Black Rock Center for the Arts, at 12901 Town Commons Drive in Germantown, is a one-stop-shop for performances, art exhibitions and creative expression. Audiences not only get to see a wide variety of shows – they also get direct access to the artist.
The center is a multi-disciplinary facility, offering performing arts, visual arts, arts education and more. It’s also the only performing and visual arts center based in Montgomery County.
Black Rock has a spacious dance studio, a piano room, a performance theater and other spaces, which people are able to rent for their own events, and a summer arts camp for children.
Black Rock Executive Director Krista Bradley said the very location of the building makes it easy for county residents to access, especially those in the Germantown. The Washington Post has listed its main gallery as one of the top 10 in the area.

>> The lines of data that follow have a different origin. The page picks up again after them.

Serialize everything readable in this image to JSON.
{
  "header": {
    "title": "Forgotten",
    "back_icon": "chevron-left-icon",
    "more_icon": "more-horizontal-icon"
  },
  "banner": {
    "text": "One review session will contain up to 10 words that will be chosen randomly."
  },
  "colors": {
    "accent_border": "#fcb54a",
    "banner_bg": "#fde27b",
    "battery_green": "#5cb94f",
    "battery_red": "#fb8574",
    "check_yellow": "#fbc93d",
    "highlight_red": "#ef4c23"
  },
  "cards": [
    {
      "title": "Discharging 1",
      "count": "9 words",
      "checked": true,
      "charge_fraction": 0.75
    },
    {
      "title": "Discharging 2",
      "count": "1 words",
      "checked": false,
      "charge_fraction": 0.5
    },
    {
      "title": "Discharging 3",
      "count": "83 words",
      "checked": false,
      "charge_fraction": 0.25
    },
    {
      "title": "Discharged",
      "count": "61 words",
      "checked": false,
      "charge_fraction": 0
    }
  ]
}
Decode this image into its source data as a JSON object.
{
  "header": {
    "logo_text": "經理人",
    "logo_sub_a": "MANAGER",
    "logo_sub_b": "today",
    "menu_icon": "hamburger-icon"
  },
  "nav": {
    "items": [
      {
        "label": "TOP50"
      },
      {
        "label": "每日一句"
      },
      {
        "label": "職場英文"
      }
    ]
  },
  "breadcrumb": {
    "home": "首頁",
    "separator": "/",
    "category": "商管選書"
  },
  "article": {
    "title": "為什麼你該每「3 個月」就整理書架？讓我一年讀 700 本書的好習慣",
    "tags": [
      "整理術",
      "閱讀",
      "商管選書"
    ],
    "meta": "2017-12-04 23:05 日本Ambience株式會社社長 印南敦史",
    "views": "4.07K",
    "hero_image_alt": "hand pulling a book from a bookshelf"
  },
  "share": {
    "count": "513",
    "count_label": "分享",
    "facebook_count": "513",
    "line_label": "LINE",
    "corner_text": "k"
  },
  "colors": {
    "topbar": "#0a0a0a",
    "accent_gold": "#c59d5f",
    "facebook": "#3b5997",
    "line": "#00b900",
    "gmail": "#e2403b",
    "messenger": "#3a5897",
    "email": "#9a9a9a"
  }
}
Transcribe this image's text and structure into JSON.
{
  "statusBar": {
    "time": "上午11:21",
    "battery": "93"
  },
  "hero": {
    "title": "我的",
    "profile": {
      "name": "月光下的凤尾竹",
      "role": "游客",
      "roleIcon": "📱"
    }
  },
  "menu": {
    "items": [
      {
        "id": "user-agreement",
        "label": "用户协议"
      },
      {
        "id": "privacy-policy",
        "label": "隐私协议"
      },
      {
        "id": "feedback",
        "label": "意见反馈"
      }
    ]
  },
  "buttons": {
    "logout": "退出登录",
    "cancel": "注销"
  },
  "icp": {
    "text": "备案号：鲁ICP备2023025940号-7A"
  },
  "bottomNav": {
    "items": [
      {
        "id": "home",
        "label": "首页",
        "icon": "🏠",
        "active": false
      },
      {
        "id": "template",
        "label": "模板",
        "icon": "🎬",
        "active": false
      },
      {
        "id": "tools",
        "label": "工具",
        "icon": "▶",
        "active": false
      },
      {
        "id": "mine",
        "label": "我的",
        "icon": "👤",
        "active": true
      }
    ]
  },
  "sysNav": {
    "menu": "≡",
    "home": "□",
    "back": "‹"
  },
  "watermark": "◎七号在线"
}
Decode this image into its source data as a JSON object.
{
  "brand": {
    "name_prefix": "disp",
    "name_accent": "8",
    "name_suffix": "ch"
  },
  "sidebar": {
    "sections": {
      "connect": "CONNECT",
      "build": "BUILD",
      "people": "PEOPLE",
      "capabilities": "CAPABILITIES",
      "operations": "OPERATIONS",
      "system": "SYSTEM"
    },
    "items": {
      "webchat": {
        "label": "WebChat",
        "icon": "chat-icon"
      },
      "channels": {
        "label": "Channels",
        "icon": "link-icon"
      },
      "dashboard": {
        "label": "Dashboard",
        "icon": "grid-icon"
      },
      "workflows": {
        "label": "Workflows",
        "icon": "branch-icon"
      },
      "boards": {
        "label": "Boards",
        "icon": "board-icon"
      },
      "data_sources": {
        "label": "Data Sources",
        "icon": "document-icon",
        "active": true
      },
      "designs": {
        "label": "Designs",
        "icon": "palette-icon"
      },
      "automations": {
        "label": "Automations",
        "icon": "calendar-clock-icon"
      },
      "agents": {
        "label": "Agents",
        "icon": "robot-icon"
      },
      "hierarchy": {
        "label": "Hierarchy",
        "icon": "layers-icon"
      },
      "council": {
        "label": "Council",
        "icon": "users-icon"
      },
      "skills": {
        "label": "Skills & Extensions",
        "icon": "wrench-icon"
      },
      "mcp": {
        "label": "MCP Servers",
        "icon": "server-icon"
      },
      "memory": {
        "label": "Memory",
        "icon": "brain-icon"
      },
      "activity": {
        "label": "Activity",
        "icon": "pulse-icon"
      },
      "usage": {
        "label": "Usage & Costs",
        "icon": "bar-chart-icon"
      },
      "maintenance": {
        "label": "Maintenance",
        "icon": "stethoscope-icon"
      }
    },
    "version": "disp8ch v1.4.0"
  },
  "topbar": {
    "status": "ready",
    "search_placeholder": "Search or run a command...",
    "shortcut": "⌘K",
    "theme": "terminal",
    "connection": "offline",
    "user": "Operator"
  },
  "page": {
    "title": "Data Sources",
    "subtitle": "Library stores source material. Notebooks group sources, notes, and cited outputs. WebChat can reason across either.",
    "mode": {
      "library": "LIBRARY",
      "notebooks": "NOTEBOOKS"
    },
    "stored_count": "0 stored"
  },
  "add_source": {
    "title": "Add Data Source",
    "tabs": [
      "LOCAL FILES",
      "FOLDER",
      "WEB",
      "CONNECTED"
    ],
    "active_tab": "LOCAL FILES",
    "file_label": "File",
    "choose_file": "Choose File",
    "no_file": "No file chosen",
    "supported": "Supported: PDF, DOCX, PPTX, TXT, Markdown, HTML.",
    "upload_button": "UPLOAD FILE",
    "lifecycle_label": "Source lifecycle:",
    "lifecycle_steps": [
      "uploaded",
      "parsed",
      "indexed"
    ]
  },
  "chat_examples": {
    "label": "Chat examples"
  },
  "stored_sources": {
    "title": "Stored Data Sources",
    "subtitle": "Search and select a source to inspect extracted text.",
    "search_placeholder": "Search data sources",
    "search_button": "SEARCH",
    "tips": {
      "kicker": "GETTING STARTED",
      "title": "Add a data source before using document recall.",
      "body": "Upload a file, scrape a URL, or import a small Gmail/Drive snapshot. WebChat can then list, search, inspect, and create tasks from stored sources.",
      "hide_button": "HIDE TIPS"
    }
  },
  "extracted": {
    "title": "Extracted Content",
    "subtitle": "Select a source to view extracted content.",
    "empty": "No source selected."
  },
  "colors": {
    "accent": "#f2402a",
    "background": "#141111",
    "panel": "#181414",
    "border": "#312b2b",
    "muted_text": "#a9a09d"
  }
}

“A lot of this area is bursting at the seams and more families are moving here and more older adults are aging in place here, so we’re really perfectly situated to be a cultural cornerstone for Upper Montgomery County,” Bradley said.
Bradley said Black Rock is perfect for people who miss a lot of performances because they don’t live in Washington D.C. The center, she said, gives people a chance to see some of the best performing artists in not only the United States but all over the world.
Lynne Kinglsey, director of Marketing and Communications, said the sheer range of disciplines Black Rock provides makes the center very unique.
“Some of the likes of performers that will perform at the Kennedy Center, like Wolf Trap, we get them here at our 250 seat theater,” she said.
The 13-year-old two-floor building also provides arts education classes and free exhibitions like “Pop: Everlasting,” an exhibit showing paintings of popsicles which will be held from Sept. 10-Oct. 3.
You can also catch “Timeless Traditions, Today’s Landscapes, Washington Society of Landscape Painters,” from Oct 8.-Nov. 1, also in the main gallery.
There are tons of live shows to take in, like a performance by jazz and blues singer Deanna Bogart, on Sept. 20, and comedy shows like “An Evening with Groucho Marx,” in the building’s comedy theater and “District Comedy” taking place on Sept. 27.
Despite the facility’s huge size, the performance spaces are extremely intimate, which Bradley said gives audiences a pretty rare experience.
“Nothing beats seeing an amazing artist up close and personal,” Bradley said. “We are an intimate performance space, literally and figuratively, so our spaces are smaller so you can have a much more visceral experience with a performing artist. We also try to provide our audiences and our community opportunities to interact with the artist in meaningful ways. You don’t often get that. Our artists often come out after the show and hang out in the lobby and meet and talk with audiences, which doesn’t happen.”
Kingsley said some people may be surprised at the star power the center attracts.
“We have artists from all over the country coming to Germantown, not D.C., they’re coming to Germantown,” Kingsley said. “We say there’s so much to do, so much to see so close to home, because people can just literally [go] in their backyard, and see some of the best artists.”
In addition to performing, many of the artists hold workshops at the center. Ballet Hispanico, out of New York City, teaches dance to children from low income families. Guy Davis, son of late actors Ossie Davis and Ruby Dee, will be teaching a Blues guitar workshop on Feb. 21 after playing a show with blues singer-songwriter Eric Bibb. Bradley said the arts center is also a huge education resource for families and older adults.
Bradley said one of the chief goals of Black Rock is to make the arts accessible to everyone, including the workshops they provide, so there are scholarships for families who may find it difficult to generate some of the costs.
The scholarships cover 70 percent of tuition, so a 12-week course costing $250 will cost a family under $100. Black Rock also conducts classes offsite at elementary and middle schools. Davis said it’s important to make sure Montgomery County residents recognize the importance of art in their lives and take advantage of what’s being offered right in their own community.
“Our mission is to encourage our community to explore, experience and celebrate the arts,” she said.